(THIS ARTICLE IS MACHINE TRANSLATED by Google from Norwegian)
Everyone longs for intimacy, love and togetherness. Trying to realize these ideals can be a lifelong quest, and if you succeed, it can be equally difficult to make it last. But what happens if you not should succeed – at least not in the traditional way? What if your longings are aimed at something so strange that the surroundings have difficulty accepting them?
In his latest film Silicone Soul Melody Gilbert explores the lives and experiences of people who find love, comfort and companionship in human-like silicone dolls. And instead of calling these people crazy and screwed up, the director manages to portray them without appearing judgmental. The result is a glimpse into a world where loneliness is at the center, and the basic human need for connection and love.
Silicone Soul is a mix of interviews, everyday scenes and animated sequences where the underlying question is constantly: How can a doll make sense of a person's life?
This is something the main characters hardly have the time (or courage) to investigate. Therefore, as a search for answers, Gilbert's film becomes both profound and complex, and does Silicone Soul into an exercise in human empowerment.
The film touches on the theme of technology and the question of human lifekbending robots can become life companions.
Other films, too, have themed unconventional human-doll relationships, but often not in the same caring and prejudiced way. An exception is Dream Girl (2018) – a short and moving documentary by Oliver Schwartz. The film follows the daily life of a man who has a girlfriend.
The fiction film Lars and the Real Girl (with Ryan Gosling) talks about male vulnerability and a society that defies both prejudice and agonizing emotions to play with the comforting illusions of the film's main character. Any spectator understands that the doll symbolizes what he longs for, but has never been able to find in another living person.
However, the man-and-doll theme is a gold mine for speculative shows as well Guys and Dolls, an American television documentary looking for the deviant and fetishist
tical in the portraits of men's portraits. One of them, Davecat – who lives with both his wife and mistress – both puppets – is also portrayed in Gilbert's film, as well as in an episode of the TV channel TLC's My Strange Addicition.
Gilbert's great merit lies both in the humble approach to the world she explores and in that she goes beyond the sexual theme. Other relationships between dolls and humans are also investigated; we will see, among other things, how silicone babies can give comfort to dementia and how a silicone doll helps a couple through difficult times.

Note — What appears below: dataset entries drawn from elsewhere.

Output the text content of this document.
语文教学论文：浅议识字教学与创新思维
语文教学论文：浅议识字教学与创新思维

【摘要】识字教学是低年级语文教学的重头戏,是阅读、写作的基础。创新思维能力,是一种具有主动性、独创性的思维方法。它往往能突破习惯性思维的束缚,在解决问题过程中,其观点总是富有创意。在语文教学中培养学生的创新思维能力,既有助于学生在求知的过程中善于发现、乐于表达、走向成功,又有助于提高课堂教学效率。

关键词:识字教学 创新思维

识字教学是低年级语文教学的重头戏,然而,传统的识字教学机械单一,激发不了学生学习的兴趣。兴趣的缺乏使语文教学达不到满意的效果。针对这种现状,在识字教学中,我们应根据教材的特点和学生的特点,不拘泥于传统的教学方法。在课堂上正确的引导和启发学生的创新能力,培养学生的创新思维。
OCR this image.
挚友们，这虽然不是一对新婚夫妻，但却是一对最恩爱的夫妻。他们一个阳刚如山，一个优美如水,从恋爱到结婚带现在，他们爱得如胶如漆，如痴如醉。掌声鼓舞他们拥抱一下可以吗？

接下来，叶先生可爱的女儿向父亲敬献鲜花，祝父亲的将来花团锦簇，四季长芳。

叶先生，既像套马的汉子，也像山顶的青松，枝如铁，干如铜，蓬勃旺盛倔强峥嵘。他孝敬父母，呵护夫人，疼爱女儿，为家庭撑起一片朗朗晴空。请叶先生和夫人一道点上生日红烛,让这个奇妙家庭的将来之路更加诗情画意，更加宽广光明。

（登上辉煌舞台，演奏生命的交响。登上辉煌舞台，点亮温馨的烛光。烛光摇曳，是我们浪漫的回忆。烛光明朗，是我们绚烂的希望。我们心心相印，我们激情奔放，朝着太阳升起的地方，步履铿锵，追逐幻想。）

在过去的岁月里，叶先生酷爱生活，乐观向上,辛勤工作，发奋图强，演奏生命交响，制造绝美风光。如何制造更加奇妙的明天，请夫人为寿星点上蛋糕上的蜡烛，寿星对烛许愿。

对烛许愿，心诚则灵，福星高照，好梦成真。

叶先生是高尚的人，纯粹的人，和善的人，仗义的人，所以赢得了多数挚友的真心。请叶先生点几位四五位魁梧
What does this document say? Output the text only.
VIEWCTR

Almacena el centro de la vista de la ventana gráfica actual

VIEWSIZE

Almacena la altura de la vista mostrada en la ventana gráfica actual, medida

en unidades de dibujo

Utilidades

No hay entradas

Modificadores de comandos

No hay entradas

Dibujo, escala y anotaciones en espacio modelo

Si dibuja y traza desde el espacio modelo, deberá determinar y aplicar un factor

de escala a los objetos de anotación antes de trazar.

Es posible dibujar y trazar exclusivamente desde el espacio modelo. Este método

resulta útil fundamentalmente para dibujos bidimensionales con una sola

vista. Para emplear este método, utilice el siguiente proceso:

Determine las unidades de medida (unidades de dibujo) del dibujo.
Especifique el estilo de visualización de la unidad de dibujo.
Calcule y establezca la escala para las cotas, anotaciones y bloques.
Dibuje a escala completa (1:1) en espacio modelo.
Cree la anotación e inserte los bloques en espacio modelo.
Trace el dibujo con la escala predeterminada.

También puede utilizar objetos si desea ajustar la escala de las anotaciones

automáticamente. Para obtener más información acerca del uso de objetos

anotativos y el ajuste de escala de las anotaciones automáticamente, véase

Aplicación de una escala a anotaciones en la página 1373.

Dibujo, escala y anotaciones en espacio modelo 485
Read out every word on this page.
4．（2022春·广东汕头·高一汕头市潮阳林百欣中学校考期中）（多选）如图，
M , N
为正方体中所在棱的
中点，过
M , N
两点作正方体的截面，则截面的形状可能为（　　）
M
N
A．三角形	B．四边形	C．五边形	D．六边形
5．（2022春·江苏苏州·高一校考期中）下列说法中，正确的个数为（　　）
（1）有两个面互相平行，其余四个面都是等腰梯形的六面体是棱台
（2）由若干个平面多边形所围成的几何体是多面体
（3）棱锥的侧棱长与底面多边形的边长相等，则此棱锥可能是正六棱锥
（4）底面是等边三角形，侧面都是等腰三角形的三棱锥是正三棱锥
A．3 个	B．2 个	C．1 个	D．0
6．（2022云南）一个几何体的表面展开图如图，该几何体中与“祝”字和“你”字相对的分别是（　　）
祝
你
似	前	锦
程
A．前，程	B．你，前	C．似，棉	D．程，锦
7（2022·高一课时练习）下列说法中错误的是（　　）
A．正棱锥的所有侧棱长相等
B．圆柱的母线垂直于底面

The film also shows how the dolls, which are consistently perfectly proportioned and "beautiful" in various ways, can be transformed into art. An example is the photos of Stacy Leigh, a photographer with a strong doll fascination, who explores her own unmet needs for female friendship through her work.
Robot as a partner
By using different angles of view expands Silicone Soul the conversation about the human-human surrogate relationship from just talking about sex to talking about the other functions the puppets can have – also emotionally. And as the perspectives become wider, the camera also breaks through the perfect fantasy imagination the dolls seem to embody. The silicone struggles, shares collapses, textures change, and imperfections appear – things that pause for a while fetishism and sexual associations.
That the dolls also have defects brings this fantasy world a little closer to reality and gives a tender sting to the story: Like their human partners, the dolls also age.
Like their human partners, the dolls also age.
Towards the end of the movie touch Silicone Soul also topics such as technological development and artificial intelligence, and opens the question of whether human-like robots can act as life companions in the future. With software that allows interaction and an expanded register of action in today's silicone dolls, this is not an unimaginable scenario.
But this part of the movie is mostly a distraction – Silicone Soul feels rich and rounded without. However, the film leaves to its audience to decide on the theme. Whatever the point of view, the understanding of the portraits and their puppet relationships will be expanded by the end of the film. All in all, it is an exercise in empathy that will turn any curious looking into a compassionate witness.